Friday, December 28, 2007

Have The Palestinians Settled On A One State Solution?

Powerline has a post featuring an exclusive from Dan Diker, a foreign and defense policy analyst for the Jerusalem Center for Public Affairs on the post-Annapolis talks. He writes, in part:
However, this author’s four meetings this week with three of the region’s top Arab affairs experts and a senior Palestinian official reveal that the Palestinian’s have already jettisoned the idea of reaching a compromise with Israel and have already hit cruise control if only to collect on promises of eight billion dollars in international commitments.

I sat in a Tel Aviv meeting on Wednesday with a senior advisor to Mahmaoud Abbas who told a few of us Israelis in no uncertain terms. “PA leader Abbas’s hands are tied." He will not agree to anything less than a full Israeli withdrawal to the pre-1967 lines including Jerusalem. That means no Palestinian flexibility on their demands for full sovereignty over Jerusalem’s historic Old City and especially the holy Temple Mount. The Palestinian official added that the Palestinians are also not conceding their demand for the “right of return” of Palestinian refugees to Israel. The only flexibility is the possibility of a two percent land swap. Why such apparent intransigence already? Negotiations have barely started.

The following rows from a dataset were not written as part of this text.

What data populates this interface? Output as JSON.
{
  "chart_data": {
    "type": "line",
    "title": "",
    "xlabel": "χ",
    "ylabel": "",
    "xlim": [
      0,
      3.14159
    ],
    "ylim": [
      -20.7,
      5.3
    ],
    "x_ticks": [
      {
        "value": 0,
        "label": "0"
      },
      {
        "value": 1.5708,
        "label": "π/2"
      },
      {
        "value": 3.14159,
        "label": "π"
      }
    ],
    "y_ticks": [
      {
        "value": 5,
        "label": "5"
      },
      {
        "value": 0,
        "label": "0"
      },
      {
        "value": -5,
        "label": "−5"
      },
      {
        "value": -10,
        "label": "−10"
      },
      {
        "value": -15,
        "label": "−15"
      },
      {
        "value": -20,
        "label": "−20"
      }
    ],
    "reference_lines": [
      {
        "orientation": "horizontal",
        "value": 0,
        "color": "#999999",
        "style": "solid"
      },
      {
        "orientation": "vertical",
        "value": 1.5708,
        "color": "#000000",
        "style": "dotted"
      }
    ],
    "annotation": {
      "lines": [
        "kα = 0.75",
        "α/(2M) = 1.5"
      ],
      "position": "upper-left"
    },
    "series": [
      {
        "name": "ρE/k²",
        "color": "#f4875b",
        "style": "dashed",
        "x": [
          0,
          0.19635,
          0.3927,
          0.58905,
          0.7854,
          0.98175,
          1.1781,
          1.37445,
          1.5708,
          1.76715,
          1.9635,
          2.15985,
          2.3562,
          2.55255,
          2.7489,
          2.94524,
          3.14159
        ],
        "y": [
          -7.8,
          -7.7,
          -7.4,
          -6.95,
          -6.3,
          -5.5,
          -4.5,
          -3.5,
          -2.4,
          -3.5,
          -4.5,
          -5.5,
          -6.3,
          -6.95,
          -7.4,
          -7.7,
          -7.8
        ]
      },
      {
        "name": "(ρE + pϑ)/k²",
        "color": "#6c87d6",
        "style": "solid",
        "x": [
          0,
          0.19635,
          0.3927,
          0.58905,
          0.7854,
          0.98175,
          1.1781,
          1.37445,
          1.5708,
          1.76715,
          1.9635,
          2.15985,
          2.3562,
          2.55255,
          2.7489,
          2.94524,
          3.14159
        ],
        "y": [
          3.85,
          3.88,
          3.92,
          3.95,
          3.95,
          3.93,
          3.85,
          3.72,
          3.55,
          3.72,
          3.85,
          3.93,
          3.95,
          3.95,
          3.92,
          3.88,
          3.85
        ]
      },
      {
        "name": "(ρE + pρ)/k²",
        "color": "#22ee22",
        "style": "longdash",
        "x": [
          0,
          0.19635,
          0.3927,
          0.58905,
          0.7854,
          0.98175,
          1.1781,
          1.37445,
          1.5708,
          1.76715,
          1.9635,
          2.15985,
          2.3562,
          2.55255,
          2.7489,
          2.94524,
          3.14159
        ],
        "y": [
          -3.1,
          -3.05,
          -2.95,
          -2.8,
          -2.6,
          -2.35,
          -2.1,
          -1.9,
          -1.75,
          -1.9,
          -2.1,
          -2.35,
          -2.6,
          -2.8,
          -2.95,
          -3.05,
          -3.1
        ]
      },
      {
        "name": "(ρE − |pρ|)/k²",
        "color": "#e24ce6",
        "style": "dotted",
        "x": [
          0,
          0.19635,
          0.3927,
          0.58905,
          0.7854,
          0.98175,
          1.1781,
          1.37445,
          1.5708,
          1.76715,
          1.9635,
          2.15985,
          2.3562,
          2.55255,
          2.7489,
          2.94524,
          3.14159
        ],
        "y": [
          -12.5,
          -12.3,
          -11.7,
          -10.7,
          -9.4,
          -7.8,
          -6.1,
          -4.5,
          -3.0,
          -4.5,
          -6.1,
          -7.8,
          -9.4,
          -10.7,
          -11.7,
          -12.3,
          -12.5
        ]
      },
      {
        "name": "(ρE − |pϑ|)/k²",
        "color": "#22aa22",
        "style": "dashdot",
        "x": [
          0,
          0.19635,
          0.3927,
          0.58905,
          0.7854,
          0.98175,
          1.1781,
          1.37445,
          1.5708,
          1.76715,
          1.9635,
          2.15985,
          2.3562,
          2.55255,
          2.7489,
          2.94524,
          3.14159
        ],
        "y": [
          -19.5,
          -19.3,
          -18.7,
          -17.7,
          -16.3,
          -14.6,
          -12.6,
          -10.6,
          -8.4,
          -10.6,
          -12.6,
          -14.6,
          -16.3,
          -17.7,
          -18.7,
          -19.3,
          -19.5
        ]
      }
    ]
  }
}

This apparent zero sum Palestinian game may explain why three of Israel’s leading experts and fellow colleagues on the Arab East told me flat out in separate meetings this week their assessment that the Palestinians have already given up on the two state solution. One of Israel’s best known Arab affairs analysts stated to me, “The Palestinian pursuit of a two state solution has ended.” They have condemned themselves to a fate worse than the 1948 “Nakba” (disaster). They are now committed to the one state solution: One state for Arabs and Jews. Moreover, the Palestinians are too tired for another terror Intifada in the near future.

Apparently the White House and State Department are out of the loop.
The phrase "one state solution" is a contradiction in terms.
Just how far would the West be willing to back Abbas on such a play?